Rep. David Cook, R-Globe and sponsor of House Concurrent Resolution 2001, said the impact goes beyond classroom walls. In many communities, the local public school is an important part of the economy, with jobs from cafeteria workers to school bus drivers at risk of layoffs.
To avoid the cuts, the Legislature must muster a two-thirds vote in both the House and Senate. The governor's signature is not needed, although Gov. Katie Hobbs has urged lawmakers to end the drama and raise the cap.
Cook's bill passed on an 8-1-1 vote, with Pingerelli voting "present."
Rep.
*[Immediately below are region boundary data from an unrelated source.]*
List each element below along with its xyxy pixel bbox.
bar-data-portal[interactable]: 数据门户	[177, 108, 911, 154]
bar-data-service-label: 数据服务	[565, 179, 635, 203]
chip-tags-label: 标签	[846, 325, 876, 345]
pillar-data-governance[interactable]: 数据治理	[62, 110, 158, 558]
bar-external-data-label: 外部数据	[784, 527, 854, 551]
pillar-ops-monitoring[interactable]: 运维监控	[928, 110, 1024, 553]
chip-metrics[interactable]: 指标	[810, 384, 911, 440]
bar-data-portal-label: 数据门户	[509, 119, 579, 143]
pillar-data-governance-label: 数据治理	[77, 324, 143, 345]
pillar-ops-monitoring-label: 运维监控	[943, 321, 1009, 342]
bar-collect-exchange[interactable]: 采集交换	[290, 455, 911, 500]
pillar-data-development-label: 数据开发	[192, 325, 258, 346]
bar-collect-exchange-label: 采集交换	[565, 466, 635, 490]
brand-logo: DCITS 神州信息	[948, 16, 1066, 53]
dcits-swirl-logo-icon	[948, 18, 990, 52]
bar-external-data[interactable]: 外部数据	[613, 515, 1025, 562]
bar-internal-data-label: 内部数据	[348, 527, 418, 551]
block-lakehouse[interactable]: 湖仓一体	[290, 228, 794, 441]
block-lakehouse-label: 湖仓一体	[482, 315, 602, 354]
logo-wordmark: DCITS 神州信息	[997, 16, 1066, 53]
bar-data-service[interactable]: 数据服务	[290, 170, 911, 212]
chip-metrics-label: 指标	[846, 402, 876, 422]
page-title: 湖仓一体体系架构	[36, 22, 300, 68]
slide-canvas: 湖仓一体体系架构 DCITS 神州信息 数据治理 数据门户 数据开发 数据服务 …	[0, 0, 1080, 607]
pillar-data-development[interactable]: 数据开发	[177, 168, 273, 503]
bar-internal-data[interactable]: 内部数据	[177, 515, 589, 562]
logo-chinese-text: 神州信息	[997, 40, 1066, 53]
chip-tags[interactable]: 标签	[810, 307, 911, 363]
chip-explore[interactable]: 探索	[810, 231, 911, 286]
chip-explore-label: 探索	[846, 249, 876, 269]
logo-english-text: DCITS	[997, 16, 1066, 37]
Lupe Diaz, R-Benson, was the only "no" vote, although he called the spending cap issue a "tangled mess" that needs a solution. He added it was reassuring to know the bill would pass despite his opposition.
Bipartisan support for raising spending limit
Rep. David Marshall, R-Snowflake, said it's ridiculous to contemplate closing the schools after the closures caused during the COVID-19 pandemic.
“We can’t demonize all our schools because a few are having problems," he said.
“We need to revise and reform the aggregate expenditure limit," he continued. "Because this battle is ugly. I don’t like it, and I just got here.”
Marshall is a freshman lawmaker.
Rep. Jennifer Pawlik, D-Chandler, noted she has introduced bills that, if passed, would avoid what is becoming this annual cliffhanger drama on school budget.
Those bills have yet to receive a hearing.